If two particles of mass m are placed x distance apart then force of attraction $\frac{\mathrm{Gmm}}{{\mathrm{x}}^2} = \mathrm{F}\left(\mathrm{Let}\right)$

Now according to problem particle of mass m is placed at the centre (P) of square.

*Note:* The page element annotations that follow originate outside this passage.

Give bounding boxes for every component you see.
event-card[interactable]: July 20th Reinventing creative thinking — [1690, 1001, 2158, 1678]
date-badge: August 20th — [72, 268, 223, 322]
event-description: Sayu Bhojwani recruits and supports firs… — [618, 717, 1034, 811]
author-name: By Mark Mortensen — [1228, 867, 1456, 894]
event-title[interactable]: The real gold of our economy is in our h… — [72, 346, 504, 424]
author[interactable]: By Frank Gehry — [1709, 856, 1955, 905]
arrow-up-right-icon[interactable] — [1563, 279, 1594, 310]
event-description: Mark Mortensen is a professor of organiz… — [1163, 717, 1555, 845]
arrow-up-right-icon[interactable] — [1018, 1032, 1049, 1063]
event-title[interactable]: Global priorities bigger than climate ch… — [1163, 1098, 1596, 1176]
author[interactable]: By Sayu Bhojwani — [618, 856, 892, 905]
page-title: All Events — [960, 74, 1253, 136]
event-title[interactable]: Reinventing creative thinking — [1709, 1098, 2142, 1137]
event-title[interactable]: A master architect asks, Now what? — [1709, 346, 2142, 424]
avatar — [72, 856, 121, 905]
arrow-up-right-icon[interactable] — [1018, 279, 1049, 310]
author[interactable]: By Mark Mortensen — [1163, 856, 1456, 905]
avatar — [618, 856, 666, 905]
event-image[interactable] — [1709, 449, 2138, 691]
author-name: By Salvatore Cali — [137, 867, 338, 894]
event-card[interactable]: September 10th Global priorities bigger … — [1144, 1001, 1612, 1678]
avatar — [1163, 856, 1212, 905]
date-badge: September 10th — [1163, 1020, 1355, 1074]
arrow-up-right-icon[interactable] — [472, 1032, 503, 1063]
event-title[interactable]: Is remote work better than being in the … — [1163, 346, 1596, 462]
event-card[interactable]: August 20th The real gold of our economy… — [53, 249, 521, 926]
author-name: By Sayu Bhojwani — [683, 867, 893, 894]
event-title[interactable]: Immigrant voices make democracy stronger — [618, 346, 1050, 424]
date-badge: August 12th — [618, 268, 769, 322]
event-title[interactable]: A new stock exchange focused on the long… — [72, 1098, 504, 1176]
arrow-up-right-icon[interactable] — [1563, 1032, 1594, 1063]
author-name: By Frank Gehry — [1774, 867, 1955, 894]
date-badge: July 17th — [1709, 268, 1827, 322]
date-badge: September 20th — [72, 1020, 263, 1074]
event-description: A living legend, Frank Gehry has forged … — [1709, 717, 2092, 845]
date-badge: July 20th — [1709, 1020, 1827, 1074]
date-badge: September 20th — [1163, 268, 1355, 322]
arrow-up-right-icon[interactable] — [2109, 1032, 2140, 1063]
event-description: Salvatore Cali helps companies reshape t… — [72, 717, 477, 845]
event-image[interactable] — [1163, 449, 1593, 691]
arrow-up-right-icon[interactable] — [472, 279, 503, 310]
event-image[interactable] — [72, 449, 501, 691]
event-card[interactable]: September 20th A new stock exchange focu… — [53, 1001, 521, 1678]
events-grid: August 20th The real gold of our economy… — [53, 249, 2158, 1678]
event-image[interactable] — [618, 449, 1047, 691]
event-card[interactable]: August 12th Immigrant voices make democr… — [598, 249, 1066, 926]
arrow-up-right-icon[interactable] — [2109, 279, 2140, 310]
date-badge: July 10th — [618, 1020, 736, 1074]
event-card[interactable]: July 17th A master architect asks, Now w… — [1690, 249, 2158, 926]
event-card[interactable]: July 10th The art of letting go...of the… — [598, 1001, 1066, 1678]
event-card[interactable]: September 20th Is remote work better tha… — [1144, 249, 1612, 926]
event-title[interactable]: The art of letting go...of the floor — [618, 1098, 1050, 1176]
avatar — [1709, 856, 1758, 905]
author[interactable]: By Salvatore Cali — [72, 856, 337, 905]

Then it will experience four forces

${\mathrm{F}}_{\mathrm{PA}} = \mathrm{force} \mathrm{at} \mathrm{point} \mathrm{P} \mathrm{due} \mathrm{to} \mathrm{particle} \mathrm{A} = \frac{\mathrm{Gmm}}{{\mathrm{x}}^2} = \mathrm{F}$

Similarly, ${\mathrm{F}}_{\mathrm{PB}} = \frac{\mathrm{G}2\mathrm{mm}}{{\mathrm{x}}^2} = 2\mathrm{F}, {\mathrm{F}}_{\mathrm{PC}} = \frac{\mathrm{G}3\mathrm{mm}}{{\mathrm{x}}^2} = 3 \mathrm{F}$ and ${\mathrm{F}}_{\mathrm{PD}} = \frac{\mathrm{G}4\mathrm{mm}}{{\mathrm{x}}^2} = 4\mathrm{F}$

Hence the net force on P

${\overrightarrow{\mathrm{F}}}_{\mathrm{net}} = {\overrightarrow{\mathrm{F}}}_{\mathrm{PA}}+{\overrightarrow{\mathrm{F}}}_{\mathrm{PB}}+{\overrightarrow{\mathrm{F}}}_{\mathrm{PC}}+{\overrightarrow{\mathrm{F}}}_{PD} = 2\sqrt{2} \mathrm{F}$

$\therefore {\overrightarrow{\mathrm{F}}}_{\mathrm{net}} = 2\sqrt{2}\frac{\mathrm{Gmm}}{{\mathrm{x}}^2} = 2\sqrt{2}\frac{{\mathrm{Gm}}^2}{{\left({\displaystyle \frac{\mathrm{a}}{\sqrt{2}}}\right)}^2}$

     [x = $\frac{\mathrm{a}}{\sqrt{2}} = \mathrm{half} \mathrm{of} \mathrm{the} \mathrm{diagonal} \mathrm{of} \mathrm{the} \mathrm{square}$]

   = $\frac{4\sqrt{2}{\mathrm{Gm}}^2}{{\mathrm{a}}^2}$